2011/7/19 Cédric Beust ♔ <ced...@beust.com>

> Hi everyone,

> I became intrigued with a problem that Mark Nelson posted to the list last
> .

> The problem is simple: eliminate all the occurrences of the sequence (26,
> 20, 64) from a list. For example, given [1, 2, 26, 20, 64, 3, 26, 20, 64,
> 4], the result should be [1, 2, 3, 4].

> Of all the solutions proposed, only the one proposed by Ruediger Keller
> worked:

> def eliminate[@specialized(Byte) T : ClassManifest](xs: Array[T],
> slice: Seq[T]): Array[T] = {
>   val i = xs indexOfSlice slice
>   if(i == -1) xs else xs.take(i) ++ eliminate(xs.drop(i + slice.length),
> slice)

> }

> Daniel Sobral also offered a correct solution but it only works on Byte, so
> not really applicable here.

> I became curious to see what kind of complexity the functional solution
> above is and how it compares to the trivial and linear imperative version
> (no need for Boyer-Moore, really):

>   private static List<Integer> eliminate(List<Integer> value) {

>     List<Integer> result = Lists.newArrayList();

>     for (int i = 0; i < value.size(); i++) {

>       if (value.get(i) == SLICE.get(0) && value.get(i + 1) == SLICE.get(1)
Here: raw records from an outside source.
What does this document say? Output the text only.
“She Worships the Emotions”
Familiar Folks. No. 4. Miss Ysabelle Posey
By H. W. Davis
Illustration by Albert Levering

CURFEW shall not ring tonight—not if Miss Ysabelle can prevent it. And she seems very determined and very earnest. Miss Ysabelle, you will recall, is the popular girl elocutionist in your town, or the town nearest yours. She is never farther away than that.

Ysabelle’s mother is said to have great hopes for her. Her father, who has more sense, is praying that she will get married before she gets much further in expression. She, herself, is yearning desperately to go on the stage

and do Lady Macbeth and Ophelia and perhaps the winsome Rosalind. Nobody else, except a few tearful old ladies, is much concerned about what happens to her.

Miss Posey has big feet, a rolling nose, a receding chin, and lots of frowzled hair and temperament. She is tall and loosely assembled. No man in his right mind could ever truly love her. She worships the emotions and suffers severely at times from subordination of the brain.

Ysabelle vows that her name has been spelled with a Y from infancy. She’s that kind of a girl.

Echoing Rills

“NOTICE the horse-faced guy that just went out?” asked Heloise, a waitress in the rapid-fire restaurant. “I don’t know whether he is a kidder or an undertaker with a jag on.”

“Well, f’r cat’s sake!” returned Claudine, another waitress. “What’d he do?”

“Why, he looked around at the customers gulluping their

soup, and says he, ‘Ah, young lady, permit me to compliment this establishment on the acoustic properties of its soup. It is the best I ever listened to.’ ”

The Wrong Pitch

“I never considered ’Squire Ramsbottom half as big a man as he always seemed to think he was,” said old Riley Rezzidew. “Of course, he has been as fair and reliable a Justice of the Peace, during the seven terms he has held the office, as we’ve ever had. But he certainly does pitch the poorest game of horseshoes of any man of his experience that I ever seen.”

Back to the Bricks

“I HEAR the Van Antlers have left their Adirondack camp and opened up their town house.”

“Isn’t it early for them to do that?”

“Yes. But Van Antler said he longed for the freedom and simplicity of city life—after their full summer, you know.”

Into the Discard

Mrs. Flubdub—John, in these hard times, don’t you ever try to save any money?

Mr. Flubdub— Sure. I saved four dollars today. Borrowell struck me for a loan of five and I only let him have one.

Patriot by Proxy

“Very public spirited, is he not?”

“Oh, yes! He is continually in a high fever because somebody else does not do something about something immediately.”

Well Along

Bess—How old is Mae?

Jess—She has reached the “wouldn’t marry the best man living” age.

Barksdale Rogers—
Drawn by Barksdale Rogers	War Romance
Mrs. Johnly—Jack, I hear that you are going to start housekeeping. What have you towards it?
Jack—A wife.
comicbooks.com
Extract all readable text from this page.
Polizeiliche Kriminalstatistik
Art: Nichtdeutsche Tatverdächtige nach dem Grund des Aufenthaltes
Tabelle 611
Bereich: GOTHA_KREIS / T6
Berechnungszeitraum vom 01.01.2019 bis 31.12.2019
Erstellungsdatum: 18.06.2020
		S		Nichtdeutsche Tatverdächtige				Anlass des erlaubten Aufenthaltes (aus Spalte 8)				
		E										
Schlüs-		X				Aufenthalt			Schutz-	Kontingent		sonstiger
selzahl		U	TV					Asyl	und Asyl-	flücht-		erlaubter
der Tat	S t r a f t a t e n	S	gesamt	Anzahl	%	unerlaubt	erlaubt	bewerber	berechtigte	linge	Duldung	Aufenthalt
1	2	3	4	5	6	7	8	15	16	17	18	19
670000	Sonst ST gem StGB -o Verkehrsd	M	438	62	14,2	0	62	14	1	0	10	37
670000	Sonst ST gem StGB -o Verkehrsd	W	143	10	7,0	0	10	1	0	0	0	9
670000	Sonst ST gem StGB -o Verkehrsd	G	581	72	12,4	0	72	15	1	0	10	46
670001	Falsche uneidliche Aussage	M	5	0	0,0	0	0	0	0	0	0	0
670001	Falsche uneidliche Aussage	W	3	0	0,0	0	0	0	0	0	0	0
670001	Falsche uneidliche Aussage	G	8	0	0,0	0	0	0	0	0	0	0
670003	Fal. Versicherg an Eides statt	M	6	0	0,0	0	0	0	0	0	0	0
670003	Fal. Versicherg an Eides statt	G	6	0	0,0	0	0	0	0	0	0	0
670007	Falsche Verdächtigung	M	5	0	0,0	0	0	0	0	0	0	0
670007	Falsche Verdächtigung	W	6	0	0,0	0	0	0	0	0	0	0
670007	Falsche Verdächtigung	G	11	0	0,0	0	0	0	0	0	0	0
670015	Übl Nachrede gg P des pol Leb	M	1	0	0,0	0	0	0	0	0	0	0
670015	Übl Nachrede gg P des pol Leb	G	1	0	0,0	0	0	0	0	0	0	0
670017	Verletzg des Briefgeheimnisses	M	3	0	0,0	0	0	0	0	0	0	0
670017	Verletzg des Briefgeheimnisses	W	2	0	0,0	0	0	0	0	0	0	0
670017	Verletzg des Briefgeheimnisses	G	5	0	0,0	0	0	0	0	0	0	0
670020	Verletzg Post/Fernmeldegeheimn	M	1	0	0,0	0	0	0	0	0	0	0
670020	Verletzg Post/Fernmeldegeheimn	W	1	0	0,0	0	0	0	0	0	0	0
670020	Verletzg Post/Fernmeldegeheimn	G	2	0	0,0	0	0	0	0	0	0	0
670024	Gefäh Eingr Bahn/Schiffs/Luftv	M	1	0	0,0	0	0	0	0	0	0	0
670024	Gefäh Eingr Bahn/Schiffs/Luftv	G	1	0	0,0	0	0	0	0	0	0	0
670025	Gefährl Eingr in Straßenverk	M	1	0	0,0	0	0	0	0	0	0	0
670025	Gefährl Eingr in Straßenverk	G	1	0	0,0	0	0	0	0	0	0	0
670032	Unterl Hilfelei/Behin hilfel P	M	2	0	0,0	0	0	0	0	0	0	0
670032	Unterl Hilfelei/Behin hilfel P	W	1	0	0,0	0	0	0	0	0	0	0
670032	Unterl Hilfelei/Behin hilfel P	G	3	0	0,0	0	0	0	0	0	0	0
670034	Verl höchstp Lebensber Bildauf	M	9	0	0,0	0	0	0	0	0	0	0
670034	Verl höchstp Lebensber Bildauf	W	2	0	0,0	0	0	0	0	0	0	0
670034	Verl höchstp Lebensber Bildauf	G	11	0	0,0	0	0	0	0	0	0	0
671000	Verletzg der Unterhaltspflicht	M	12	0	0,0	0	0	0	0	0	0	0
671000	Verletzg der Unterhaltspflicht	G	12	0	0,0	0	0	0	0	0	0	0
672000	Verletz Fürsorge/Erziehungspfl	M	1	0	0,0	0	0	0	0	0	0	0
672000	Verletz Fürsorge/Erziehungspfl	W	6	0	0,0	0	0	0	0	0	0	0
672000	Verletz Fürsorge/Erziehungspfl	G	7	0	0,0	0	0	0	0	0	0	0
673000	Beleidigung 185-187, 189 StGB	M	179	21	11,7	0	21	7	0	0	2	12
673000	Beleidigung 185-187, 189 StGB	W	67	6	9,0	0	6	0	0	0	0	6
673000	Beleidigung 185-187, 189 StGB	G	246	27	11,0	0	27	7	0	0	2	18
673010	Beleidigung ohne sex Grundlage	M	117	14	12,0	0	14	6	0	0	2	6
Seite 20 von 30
>           && value.get(i + 2) == SLICE.get(2)) {

>         i += 2;

>       } else {

>       }

>     }

>     return result;

>   }

> I decided to run a few benchmarks and the results were surprising. I tried
> with various sizes of elements (10k, 100k, 1M, 10M) and with a fixed number
> of sequences to remove from them (3).

> The imperative version solves the problem for lists up to 10M of elements
> in a few milliseconds.

> However, the Scala version above takes 2 seconds for 1000 elements and
> doesn't finish after a few minutes for 10k elements.

> Can someone suggest additional functional solutions to this problem that
> can at least approach the linear performance of the imperative version?

> Also, what are the complexities of these functional solutions?